Can you explain in which direction something better should go? The AST is very much at a higher level than how the vast majority of programming is done, which is by manipulating the text that later gets parsed into an AST. I'm having trouble envisioning what editing a higher level than the AST would look like, without jumping straight to visual programming, which I find very inefficient in every incarnation I've seen. (And we could debate how far above an AST such systems actually are.)
It depends on the AST, but most languages' ASTs are quite unwieldy to work with directly. They get marked up with all kinds of semantic information useful for a compiler or interpreter quite early in the parsing process, and are often more explicit and regularized than the syntax is. For example, you can dump a Python AST with the 'ast' module, but it's not pretty. The statement "x=5" balloons into:

    Assign(targets=[Name(id='x', ctx=Store())], value=Num(n=5))
I think a comment up this thread (https://news.ycombinator.com/item?id=16386702) is right that Lisp manages to make this work because the s-expression structure of Lisp source code isn't really an AST, though it has some relationship to one.
That Python doesn't look like abstract syntax; it's an intermediate form full of additional semantic objects geared toward further translation or interpretation.

A Lisp compiler might build up something like that, from a fully macro-expanded body of code. That's not usually accessible to programs.

Like the fact that n is converted to a Name() node, where it has a ctx property indicating Store() has nothing to do with syntax; it is the result of an analysis arising from how x is being used semantically. The user didn't specify any such attributes on the x just that x is assigned and that is already recorded by something like Assign(x, 5).

That seems backwards to me - AST-aware editing is basically embedding more of the compiler into the editor. It seems more valuable to me to be writing in a language that can express higher level concepts with lesser boilerplate, which would eliminate the need (and make far more difficult) for AST aware editing.
>that can express higher level concepts with lesser boilerplate,

The whole premise around Lisp is precisely to express higher level concepts with lesser boilerplate.

This is achieved through a syntax that is really close to the AST, and macros.

In regards to lisp a large amount of lisp editors are written in lisp so they do already do exactly that'
You might be surprised how little a Lisp dialect brings to the table specifically for developing the text editor features geared toward editing specifically Lisp.

The data structure representing Lisp data (i.e. code) is stripped of relevant text editing attributes, like how it is divided into lines and using what indentation, and, oh those semicolon-delimited comments.

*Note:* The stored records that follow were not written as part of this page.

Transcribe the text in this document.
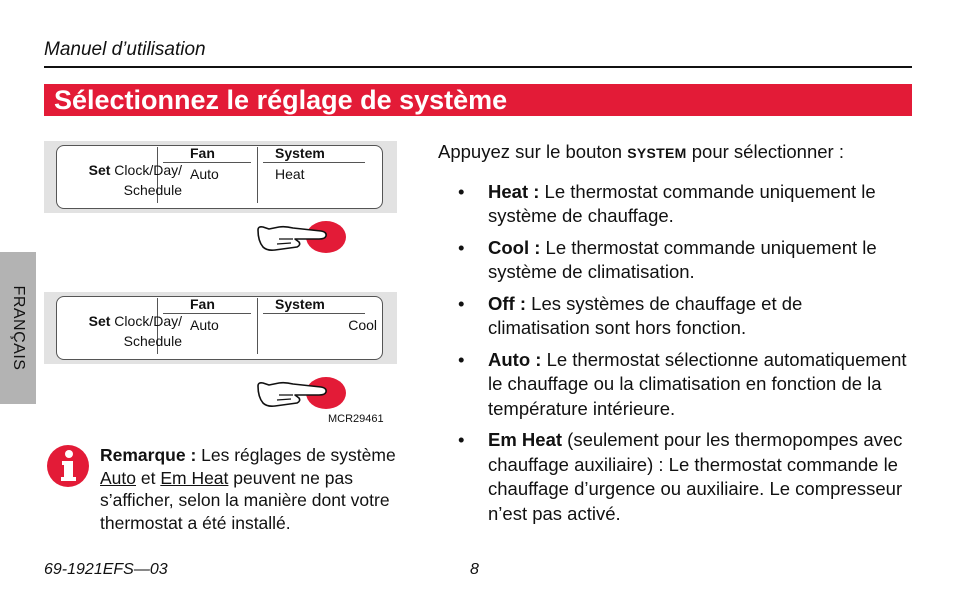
Manuel d’utilisation
Sélectionnez le réglage de système
FRANÇAIS
Set Clock/Day/
Schedule
Fan
Auto
System
Heat
Set Clock/Day/
Schedule
Fan
Auto
System
Cool
MCR29461
Remarque : Les réglages de système Auto et Em Heat peuvent ne pas s’afficher, selon la manière dont votre thermostat a été installé.

Appuyez sur le bouton SYSTEM pour sélectionner :

• Heat : Le thermostat commande uniquement le système de chauffage.
• Cool : Le thermostat commande uniquement le système de climatisation.
• Off : Les systèmes de chauffage et de climatisation sont hors fonction.
• Auto : Le thermostat sélectionne automatiquement le chauffage ou la climatisation en fonction de la température intérieure.
• Em Heat (seulement pour les thermopompes avec chauffage auxiliaire) : Le thermostat commande le chauffage d’urgence ou auxiliaire. Le compresseur n’est pas activé.
69-1921EFS—03	8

Text editors also have to let the user deal with bad syntax.

So it's not just a matter of, "oh, we're written in Lisp, so just hand the buffer to the Lisp reader, do something and spit it out again".

Why not both?
I'm not sure what that is even supposed to mean. Having high quality tooling is completely independent from having a programming language with less boilerplate code. You can have both at the same time. So why are you advocating against it?

Take Java for instance.

In Eclipse the a lot of AST-aware editing features are hidden in the "quickfixes" which you can trigger with CTRL+1.

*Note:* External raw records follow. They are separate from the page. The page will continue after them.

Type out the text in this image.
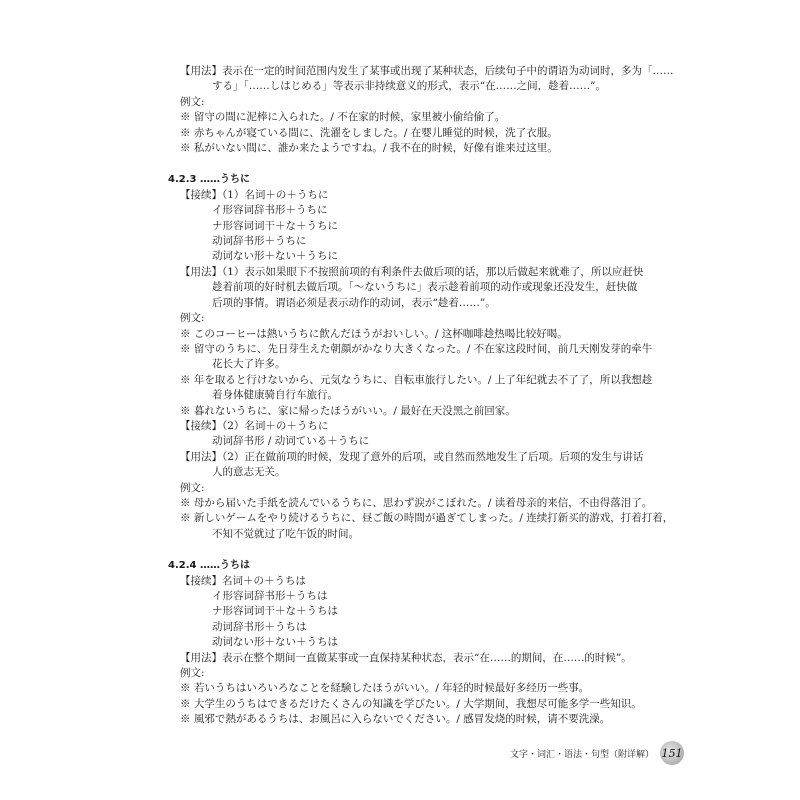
【用法】表示在一定的时间范围内发生了某事或出现了某种状态，后续句子中的谓语为动词时，多为「……
する」「……しはじめる」等表示非持续意义的形式，表示“在……之间，趁着……”。
例文:
※ 留守の間に泥棒に入られた。/ 不在家的时候，家里被小偷给偷了。
※ 赤ちゃんが寝ている間に、洗濯をしました。/ 在婴儿睡觉的时候，洗了衣服。
※ 私がいない間に、誰か来たようですね。/ 我不在的时候，好像有谁来过这里。
4.2.3 ……うちに
【接续】（1）名词＋の＋うちに
イ形容词辞书形＋うちに
ナ形容词词干＋な＋うちに
动词辞书形＋うちに
动词ない形＋ない＋うちに
【用法】（1）表示如果眼下不按照前项的有利条件去做后项的话，那以后做起来就难了，所以应赶快
趁着前项的好时机去做后项。「～ないうちに」表示趁着前项的动作或现象还没发生，赶快做
后项的事情。谓语必须是表示动作的动词，表示“趁着……”。
例文:
※ このコーヒーは熱いうちに飲んだほうがおいしい。/ 这杯咖啡趁热喝比较好喝。
※ 留守のうちに、先日芽生えた朝顔がかなり大きくなった。/ 不在家这段时间，前几天刚发芽的牵牛
花长大了许多。
※ 年を取ると行けないから、元気なうちに、自転車旅行したい。/ 上了年纪就去不了了，所以我想趁
着身体健康骑自行车旅行。
※ 暮れないうちに、家に帰ったほうがいい。/ 最好在天没黑之前回家。
【接续】（2）名词＋の＋うちに
动词辞书形 / 动词ている＋うちに
【用法】（2）正在做前项的时候，发现了意外的后项，或自然而然地发生了后项。后项的发生与讲话
人的意志无关。
例文:
※ 母から届いた手紙を読んでいるうちに、思わず涙がこぼれた。/ 读着母亲的来信，不由得落泪了。
※ 新しいゲームをやり続けるうちに、昼ご飯の時間が過ぎてしまった。/ 连续打新买的游戏，打着打着，
不知不觉就过了吃午饭的时间。
4.2.4 ……うちは
【接续】名词＋の＋うちは
イ形容词辞书形＋うちは
ナ形容词词干＋な＋うちは
动词辞书形＋うちは
动词ない形＋ない＋うちは
【用法】表示在整个期间一直做某事或一直保持某种状态，表示“在……的期间，在……的时候”。
例文:
※ 若いうちはいろいろなことを経験したほうがいい。/ 年轻的时候最好多经历一些事。
※ 大学生のうちはできるだけたくさんの知識を学びたい。/ 大学期间，我想尽可能多学一些知识。
※ 風邪で熱があるうちは、お風呂に入らないでください。/ 感冒发烧的时候，请不要洗澡。
文字・词汇・语法・句型（附详解） 151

For example you want to use an ArrayList but you haven't imported it yet. Use quickfixes: Bang the import was created with just two keypresses.

In a raw text editor you have to remember the full package string or google it but when you want to look up what a "XYZ" it's rather easy to find it.

The java import system is verbose but it makes it obvious what you're importing.

one class = one file Want to know what X is? Just open X.java.

Compare it to something like C/C++ where you include a header that contains multiple definitions. I honestly cannot use C++ without an IDE because of this. At the bare minimum my editor needs to be able to jump from a function call to the function definition or variable declaration to the struct definition.

In this case a feature that reduces boilerplate actually made the language harder to use without AST aware navigation.

Then there are quality of life things like extracting parts of a big function into seperate smaller functions. Just select the code you want and the IDE is going to create a function definition based on it and replace your selection with a call to that function.

I don't see how you could avoid this by making a more expressive language.

Does your fancy programming language automatically organise your code into functions or data types and all you need to do is crank out code without a care? No, you still to need think about that yourself, but the IDE can automatically move the code around for you.

Also let's talk about my favourite feature that I would never use without the assistance of an IDE: typeinference.

value blah = foo.bar([1,2,3])

What the hell is a blah? With an IDE I could just hover over blah and instantly know what the function returns. Without that feature I have to go to the definition of bar which is still easier with an IDE. After all if foo is also defined via type inference I have to lookup several function definitions and that's going to take some time. On top of that a tool like grep is imprecise and will give me hundreds of call sites but only one definition.

You can't fix everything by making a programming language more expressive and in my experience the dumber a programming language is, the easier it is to use with a dumb text editor.

>The importance of paredit is a language smell in my opinion, not something to aspire to.

Paredit is just a nice-to-have. Many lispers don't use it.